Le sommet de la CEDEAO

Les conclusions du sommet de la CEDEAO

Le dossier de Kidal a occupé les échanges entre les quinze chefs d'État conviés hier à Accra au Ghana. La CEDEAO condamne les assassinats perpétrés contre les fonctionnaires maliens à Kidal le 17 mai dernier.

Elle demande que les auteurs soient arrêtés et transmis à la justice. Les chefs d'État ont réaffirmé leur soutien au président Ibrahim Boubacar Keita, reconnaît le président Burkinabé Blaise Compaoré comme médiateur de la CEDEAO à qui ils lui ont réitéré leur confiance.

Ils n'ont pas manqué également de demander au président malien l'ouverture rapide de dialogue avec les groupes armés. Ce jeudi, les groupes armés et un représentant de la présidence malienne se sont rencontrés au Burkina. Maintenant, beaucoup de problèmes sensibles restent à régler comme le cas des prisonniers détenus des deux côtés, et les détails du dialogue.

Les négociations entre l'Etat et les groupes armés sont devenues un impératif majeur. Ces propos sont du professeur Oumar sangaré, politologue. Pour lui, tous les acteurs de la crise doivent se retrouver pour négocier. Oumar sangaré est joint par Mahamane Almaimoune.

Les négociations entre l'Etat du Mali et les groupes sont devenues un impératif majeur. L'Etat ne peut plus se démarqué.
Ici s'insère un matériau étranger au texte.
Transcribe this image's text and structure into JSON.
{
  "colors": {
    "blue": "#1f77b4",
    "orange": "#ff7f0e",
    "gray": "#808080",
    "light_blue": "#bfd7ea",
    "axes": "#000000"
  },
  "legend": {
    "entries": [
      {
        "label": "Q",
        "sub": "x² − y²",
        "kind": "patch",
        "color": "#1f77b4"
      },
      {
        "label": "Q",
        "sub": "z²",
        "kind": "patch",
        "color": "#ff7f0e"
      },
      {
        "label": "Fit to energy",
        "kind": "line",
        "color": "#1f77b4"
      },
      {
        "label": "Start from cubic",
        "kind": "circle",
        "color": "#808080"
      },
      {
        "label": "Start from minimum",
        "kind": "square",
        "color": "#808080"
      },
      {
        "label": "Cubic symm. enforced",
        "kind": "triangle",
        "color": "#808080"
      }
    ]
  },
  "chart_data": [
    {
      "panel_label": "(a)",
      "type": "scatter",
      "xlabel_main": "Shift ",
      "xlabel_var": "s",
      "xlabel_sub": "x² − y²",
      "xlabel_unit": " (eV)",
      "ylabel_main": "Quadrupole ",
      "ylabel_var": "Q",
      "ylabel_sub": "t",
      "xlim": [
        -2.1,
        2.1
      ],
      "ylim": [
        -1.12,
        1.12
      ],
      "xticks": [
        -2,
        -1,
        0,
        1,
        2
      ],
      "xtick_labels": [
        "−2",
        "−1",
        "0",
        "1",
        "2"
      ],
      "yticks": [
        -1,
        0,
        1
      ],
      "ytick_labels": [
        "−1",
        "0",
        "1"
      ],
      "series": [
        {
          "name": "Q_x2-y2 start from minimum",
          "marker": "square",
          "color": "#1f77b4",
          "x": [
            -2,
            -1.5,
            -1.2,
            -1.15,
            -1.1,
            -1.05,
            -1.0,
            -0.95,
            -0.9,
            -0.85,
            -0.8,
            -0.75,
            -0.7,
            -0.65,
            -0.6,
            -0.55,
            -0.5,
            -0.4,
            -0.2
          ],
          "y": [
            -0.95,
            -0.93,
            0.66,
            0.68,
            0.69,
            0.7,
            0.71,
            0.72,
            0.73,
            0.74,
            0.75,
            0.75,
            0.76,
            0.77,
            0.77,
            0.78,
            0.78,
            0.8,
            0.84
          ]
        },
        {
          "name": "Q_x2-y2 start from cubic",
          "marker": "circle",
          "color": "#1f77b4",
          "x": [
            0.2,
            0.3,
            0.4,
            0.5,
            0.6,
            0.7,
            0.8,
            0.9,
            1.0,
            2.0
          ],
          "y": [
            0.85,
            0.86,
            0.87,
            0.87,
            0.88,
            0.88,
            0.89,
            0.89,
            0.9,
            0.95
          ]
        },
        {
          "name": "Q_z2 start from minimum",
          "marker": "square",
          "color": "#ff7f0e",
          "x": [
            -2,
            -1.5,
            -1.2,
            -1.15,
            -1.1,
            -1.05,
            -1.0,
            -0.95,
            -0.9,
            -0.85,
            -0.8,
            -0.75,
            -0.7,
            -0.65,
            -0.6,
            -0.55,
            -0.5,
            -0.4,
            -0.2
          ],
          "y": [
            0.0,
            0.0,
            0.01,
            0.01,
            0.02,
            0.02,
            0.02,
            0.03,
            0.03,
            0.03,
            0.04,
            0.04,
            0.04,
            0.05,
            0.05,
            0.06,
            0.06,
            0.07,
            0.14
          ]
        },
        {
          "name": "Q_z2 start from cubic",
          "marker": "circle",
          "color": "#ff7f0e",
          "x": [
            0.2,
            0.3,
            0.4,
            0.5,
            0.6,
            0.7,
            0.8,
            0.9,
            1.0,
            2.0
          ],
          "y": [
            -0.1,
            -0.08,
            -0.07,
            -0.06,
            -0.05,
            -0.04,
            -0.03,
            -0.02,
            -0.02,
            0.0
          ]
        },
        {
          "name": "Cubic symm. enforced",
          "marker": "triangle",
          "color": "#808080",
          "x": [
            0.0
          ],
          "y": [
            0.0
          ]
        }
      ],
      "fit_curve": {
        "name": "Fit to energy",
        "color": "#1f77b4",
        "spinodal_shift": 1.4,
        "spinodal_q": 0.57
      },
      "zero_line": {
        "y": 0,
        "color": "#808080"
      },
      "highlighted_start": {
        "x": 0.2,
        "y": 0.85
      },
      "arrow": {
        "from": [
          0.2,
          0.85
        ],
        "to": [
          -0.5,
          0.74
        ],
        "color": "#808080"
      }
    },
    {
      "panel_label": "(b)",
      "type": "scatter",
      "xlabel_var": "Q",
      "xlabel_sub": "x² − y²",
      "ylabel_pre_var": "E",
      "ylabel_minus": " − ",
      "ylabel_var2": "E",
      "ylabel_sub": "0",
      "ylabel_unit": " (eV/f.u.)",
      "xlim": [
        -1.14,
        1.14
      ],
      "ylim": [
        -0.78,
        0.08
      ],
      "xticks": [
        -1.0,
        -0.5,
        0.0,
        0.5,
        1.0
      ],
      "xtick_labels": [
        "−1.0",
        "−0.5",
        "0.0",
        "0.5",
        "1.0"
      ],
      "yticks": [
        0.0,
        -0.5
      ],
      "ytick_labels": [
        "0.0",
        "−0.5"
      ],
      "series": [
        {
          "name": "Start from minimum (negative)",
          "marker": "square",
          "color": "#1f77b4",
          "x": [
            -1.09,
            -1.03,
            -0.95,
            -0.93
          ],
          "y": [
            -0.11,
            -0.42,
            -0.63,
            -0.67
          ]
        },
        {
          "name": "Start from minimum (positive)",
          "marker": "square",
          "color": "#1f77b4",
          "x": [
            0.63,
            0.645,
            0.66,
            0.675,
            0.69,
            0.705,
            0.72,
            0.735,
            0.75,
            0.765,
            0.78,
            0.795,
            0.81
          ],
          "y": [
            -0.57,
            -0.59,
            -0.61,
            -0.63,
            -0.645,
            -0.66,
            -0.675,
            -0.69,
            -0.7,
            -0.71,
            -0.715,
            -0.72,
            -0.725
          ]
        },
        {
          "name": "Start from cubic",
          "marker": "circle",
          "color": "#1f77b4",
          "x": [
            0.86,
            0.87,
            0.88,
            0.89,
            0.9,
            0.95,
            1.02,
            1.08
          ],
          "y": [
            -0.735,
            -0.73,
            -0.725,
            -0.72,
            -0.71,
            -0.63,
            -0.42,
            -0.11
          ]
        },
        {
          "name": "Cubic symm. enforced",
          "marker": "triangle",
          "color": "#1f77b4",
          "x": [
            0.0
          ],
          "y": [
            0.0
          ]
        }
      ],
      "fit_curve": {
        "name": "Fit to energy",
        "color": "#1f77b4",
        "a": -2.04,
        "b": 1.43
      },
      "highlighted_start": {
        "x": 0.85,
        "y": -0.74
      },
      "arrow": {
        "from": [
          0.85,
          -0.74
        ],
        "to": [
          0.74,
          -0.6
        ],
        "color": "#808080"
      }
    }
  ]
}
Du point de vue rapport de force et positionnement sur le terrain, l'avantage est en faveur des forces dissidentes. Et donc on ne peut ne pas tenir compte de leur présence et de leur implication dans les négociations. Le dispositif de négociation n'est plus unitaire mais s'articule autour de l'ensemble des protagonistes, des acteurs politiques de la région et des forces en présence. Ainsi on peut trouver la plate-forme pour poser les bases d'une négociation durable.